Liquidation d’ASUSU et refinancement par une société de la place : Une reprise qui peut bien cacher des desseins noirs

https://nigerdiaspora.net Arrivé à terme de son mandat d’administrateur provisoire sans avoir réussi à produire le moindre plan de redressement, Amadou Bachir a finalement obtenu trois mois de rallonge. Aux dernières nouvelles, il a finalement fini par déposer un plan de redressement, en réalité une pâle copie du plan dressé par la direction générale décapitée. Pour arriver à cette fin et mettre le grappin sur le réseau social d’ASUSU qui est manifestement destiné à des desseins obscurs, tout a été inventé. Il fallait trouver des alibis solides et tout a été bon à agiter pour donner l’impression qu’il est question de sauver la banque de micro finance. Officiellement, l’on a parlé de détournement massif d’argent pour, enfin, brandir une ridicule somme de 103 000 FCFA à justifier. Dans les coulisses, toute une gamme de raisons ont été avancées, les unes plus rocambolesques que les autres. Entre autres, l’on a accusé l’ancienne directrice générale de financer certains leaders de la société civile, le parti de son mari, le Mpn Kishin Kassa et pour finir, le Moden Fa Lumana Africa, le parti du chef de file actuel de l’opposition, Hama Amadou. Un crime impardonnable pour lequel l’on est allé jusqu’à manipuler et tordre le bras à des sociétés d’Etat ayant des dépôts à terme à ASUSU pour qu’elles retirent la totalité de leurs fonds. Des procès en justice ont été agités, des interpellations policières, des coups médiatiques sans lendemains, bref, tout a été mis en œuvre pour disposer de ce vaste réseau social.

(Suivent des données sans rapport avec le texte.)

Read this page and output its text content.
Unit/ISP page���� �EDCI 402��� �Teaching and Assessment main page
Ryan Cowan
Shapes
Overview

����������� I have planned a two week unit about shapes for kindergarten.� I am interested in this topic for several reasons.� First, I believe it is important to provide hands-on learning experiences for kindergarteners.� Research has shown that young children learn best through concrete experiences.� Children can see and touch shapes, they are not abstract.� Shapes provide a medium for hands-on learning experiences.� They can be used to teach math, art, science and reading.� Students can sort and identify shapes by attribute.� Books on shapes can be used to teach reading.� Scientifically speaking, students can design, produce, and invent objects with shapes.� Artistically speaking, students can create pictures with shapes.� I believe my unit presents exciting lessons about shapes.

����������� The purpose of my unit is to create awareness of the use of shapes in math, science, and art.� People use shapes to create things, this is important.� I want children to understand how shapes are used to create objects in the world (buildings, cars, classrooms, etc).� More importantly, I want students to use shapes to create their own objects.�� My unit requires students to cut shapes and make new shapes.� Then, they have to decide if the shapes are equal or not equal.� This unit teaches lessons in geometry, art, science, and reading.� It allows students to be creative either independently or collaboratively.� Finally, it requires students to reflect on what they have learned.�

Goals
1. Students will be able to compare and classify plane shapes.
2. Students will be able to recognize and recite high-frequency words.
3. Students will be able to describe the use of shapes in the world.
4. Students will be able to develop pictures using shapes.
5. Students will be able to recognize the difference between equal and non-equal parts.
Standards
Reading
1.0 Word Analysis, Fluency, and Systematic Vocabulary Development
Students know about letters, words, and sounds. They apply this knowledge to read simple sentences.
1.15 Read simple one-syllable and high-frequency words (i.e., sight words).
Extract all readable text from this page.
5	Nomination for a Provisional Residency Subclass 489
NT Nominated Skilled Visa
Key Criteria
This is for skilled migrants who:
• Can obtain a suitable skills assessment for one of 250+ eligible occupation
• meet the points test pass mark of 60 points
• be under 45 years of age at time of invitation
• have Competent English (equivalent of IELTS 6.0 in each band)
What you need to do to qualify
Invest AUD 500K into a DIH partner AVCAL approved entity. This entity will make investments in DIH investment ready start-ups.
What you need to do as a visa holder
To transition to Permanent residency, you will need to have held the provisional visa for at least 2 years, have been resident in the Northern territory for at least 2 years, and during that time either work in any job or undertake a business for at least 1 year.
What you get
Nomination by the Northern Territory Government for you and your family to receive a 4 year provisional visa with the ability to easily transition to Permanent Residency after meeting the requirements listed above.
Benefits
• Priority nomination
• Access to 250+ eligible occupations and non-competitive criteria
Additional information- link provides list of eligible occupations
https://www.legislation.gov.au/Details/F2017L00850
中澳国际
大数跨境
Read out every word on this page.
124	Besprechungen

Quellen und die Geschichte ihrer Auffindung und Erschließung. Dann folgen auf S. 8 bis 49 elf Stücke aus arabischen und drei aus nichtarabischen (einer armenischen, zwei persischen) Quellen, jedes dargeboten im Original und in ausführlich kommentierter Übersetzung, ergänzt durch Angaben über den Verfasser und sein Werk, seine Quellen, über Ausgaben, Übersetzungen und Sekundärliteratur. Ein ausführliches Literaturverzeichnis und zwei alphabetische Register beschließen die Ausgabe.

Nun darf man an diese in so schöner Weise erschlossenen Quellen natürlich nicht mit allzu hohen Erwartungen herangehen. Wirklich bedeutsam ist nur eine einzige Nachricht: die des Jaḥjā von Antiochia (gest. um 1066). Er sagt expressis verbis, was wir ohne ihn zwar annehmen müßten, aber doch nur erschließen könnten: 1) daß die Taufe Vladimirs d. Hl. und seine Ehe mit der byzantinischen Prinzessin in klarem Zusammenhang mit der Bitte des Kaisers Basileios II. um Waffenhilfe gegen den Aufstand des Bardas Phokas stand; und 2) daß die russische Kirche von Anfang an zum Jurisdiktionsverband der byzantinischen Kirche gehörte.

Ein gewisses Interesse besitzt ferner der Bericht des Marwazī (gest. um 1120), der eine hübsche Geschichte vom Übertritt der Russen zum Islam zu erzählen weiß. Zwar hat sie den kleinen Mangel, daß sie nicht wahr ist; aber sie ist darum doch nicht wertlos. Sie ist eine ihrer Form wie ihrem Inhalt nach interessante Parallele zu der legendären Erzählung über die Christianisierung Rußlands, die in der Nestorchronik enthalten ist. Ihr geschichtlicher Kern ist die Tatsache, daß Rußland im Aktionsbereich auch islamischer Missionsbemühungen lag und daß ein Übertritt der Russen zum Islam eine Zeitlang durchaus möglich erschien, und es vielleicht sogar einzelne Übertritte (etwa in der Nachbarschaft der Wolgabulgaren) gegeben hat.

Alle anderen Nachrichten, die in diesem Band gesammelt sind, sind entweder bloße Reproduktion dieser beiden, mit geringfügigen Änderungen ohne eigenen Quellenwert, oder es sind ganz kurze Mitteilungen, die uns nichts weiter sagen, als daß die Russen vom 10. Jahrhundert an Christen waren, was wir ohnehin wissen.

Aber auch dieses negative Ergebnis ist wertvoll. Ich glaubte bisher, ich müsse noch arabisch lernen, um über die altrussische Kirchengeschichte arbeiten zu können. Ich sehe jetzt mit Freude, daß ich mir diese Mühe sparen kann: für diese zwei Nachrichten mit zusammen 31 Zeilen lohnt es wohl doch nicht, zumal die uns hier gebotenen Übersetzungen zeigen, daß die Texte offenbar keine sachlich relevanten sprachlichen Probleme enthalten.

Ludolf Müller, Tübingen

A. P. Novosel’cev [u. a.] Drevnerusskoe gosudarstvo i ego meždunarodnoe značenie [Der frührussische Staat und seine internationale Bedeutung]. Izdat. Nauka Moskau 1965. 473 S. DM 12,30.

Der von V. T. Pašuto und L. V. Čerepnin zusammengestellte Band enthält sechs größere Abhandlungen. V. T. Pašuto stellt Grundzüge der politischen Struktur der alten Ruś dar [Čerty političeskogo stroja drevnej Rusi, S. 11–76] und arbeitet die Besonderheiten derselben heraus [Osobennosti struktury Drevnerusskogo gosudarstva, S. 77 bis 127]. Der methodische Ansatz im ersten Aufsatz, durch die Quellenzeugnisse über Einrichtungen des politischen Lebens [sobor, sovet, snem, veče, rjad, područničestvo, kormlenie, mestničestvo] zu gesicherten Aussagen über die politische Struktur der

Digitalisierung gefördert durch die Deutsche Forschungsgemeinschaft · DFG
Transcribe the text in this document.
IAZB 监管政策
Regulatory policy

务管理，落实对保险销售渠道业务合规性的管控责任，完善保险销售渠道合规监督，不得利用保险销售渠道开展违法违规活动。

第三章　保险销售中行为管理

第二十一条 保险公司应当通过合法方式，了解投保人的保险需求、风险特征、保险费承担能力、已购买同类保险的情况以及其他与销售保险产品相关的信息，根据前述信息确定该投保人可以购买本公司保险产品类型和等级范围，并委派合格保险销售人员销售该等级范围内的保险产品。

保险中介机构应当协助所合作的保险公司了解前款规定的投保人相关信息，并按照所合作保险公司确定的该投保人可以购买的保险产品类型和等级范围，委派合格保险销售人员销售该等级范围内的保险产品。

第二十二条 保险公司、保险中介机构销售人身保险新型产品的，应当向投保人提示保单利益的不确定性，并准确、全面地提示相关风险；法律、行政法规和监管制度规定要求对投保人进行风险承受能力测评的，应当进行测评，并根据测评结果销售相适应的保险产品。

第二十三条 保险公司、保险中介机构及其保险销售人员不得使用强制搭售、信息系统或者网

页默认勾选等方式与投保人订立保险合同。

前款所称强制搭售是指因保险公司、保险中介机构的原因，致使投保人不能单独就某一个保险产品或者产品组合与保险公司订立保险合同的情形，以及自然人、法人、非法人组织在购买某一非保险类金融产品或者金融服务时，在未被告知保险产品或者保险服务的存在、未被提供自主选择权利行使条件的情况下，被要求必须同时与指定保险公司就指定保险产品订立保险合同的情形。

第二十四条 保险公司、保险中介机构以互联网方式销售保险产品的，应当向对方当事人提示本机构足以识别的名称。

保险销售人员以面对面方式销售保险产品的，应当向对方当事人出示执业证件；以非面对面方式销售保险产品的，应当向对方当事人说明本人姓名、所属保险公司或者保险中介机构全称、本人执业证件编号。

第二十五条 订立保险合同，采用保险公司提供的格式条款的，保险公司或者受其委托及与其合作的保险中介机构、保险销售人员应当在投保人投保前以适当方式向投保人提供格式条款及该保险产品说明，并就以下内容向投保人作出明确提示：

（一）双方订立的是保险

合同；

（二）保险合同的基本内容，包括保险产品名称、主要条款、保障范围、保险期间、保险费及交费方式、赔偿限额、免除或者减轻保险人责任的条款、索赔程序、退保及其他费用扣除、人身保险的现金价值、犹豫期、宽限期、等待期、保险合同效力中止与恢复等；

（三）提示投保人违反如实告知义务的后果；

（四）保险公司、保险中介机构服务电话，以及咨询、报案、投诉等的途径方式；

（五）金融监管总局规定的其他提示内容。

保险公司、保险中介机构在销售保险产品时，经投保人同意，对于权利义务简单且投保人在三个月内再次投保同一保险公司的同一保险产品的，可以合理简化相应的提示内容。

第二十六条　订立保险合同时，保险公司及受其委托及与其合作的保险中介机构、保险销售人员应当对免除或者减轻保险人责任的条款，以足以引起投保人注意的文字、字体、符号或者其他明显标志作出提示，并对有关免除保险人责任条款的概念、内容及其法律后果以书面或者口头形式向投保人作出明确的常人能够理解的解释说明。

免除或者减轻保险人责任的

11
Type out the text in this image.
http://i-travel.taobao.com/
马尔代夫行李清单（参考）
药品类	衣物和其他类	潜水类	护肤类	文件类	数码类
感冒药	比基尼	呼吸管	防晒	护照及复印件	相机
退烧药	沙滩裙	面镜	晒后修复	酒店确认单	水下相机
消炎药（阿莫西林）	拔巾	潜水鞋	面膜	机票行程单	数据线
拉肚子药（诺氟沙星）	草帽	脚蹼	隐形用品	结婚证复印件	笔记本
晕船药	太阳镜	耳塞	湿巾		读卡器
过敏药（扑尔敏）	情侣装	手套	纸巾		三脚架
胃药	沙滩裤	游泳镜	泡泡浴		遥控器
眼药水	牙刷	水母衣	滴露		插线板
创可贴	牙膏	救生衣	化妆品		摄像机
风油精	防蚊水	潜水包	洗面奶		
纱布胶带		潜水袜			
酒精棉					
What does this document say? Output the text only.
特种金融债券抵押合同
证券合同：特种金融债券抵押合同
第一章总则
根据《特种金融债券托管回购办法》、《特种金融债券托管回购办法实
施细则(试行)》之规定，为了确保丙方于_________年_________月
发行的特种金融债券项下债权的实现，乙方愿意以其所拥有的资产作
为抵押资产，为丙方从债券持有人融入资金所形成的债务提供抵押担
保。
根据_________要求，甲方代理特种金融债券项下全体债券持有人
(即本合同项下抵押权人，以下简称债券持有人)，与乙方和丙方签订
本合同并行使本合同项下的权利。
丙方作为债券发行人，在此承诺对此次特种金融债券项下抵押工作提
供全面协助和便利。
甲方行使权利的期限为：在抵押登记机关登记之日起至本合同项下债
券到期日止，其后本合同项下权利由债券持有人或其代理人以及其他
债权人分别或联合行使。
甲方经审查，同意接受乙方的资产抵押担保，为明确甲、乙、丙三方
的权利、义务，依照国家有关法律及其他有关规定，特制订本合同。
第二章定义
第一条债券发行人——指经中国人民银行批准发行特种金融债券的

Aujourd’hui, après six mois de tâtonnements et d’immobilisme total, ASUSU serait sur le point d’entamer une nouvelle phase de sa mutation, telle que voulue par les commanditaires de sa liquidation. Pour cela, il a fallu attendre de mettre en vente tous ses biens, immeubles, terrains et véhicules, pour vouloir injecter de l’argent frais dont on s’interroge bien sur la provenance et la source.

Les dépôts à terme de la Sopamin, de la Lonani et de la Cnss réclamés à cor et à cri ? Mystère et boule de gomme. Selon des indiscrétions faites au Courrier, ce serait une société qui a actuellement pignon sur rue qui serait sur la voie d’injecter plus de deux milliards dans le réseau ASUSU et la prendre en mains. Cette reprise en main par ladite société interviendra en début d’année 2019, ce qui ne manque pas de susciter des suspicions sur des activités possibles de blanchiment d’argent sale à investir dans les campagnes électorales à venir. Affaire à suivre.